The gliding membrane of weigeltisaurids is distinct from those of other gliding reptiles, which originate from modified ribs originating from the upper-lateral surface of the body. In contrast, in weigeltisaurids, the rods originate from the lower-lateral surface of the body. The furling and unfurling of the gliding membrane were likely controlled by the abdominal muscles. The patagial bones had a dumbbell shaped cross section which enhanced their rigidity. Due to the low-wing configuration, it is likely that the gliding surface was angled upwards to increase stability. In living gliding lizards, it has been found that the forelimbs grab hold of the front of the membrane during takeoff, and are used to adjust the trajectory mid-flight. Similar behaviour has been proposed for weigeltisaurids. In a 2011 study comparing Coelurosauravus and other extinct gliding reptiles to modern Draco species, Coelurosauravus was found to be a less efficient glider due to its larger body size, with a steep descent angle of over 45 degrees and a consequent substantial drop in height per glide.
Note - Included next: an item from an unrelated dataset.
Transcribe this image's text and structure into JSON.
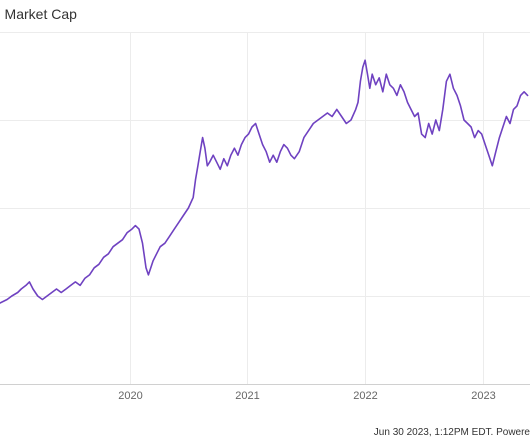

A later 2025 study found that the body mass of Coelurosauravus had been overestimated and that it would have been a relatively efficient glider.

== Paleoenvironment ==
The Kupferschiefer and the equivalent Marl Slate is a marine unit that forms part of the Zechstein, a sequence of rocks formed on the edge of the Zechstein Sea, a large inland shallow sea that existed in Northern Europe during the Late Permian. The environment at the time of deposition is considered to have been semi-arid. The terrestrial flora of the Zechstein is dominated by conifers, with seed ferns also being common, while taeniopterids, ginkgophytes and sphenophytes are rare. Other terrestrial vertebrates found in the Kupfershiefer and lower Zechstein include the fellow weigeltisaurid Glaurung, the early archosauromorph Protorosaurus, the pareiasaur Parasaurus, the cynodont Procynosuchus, and indeterminate captorhinids, dicynodonts and dissorophid temnospondyls.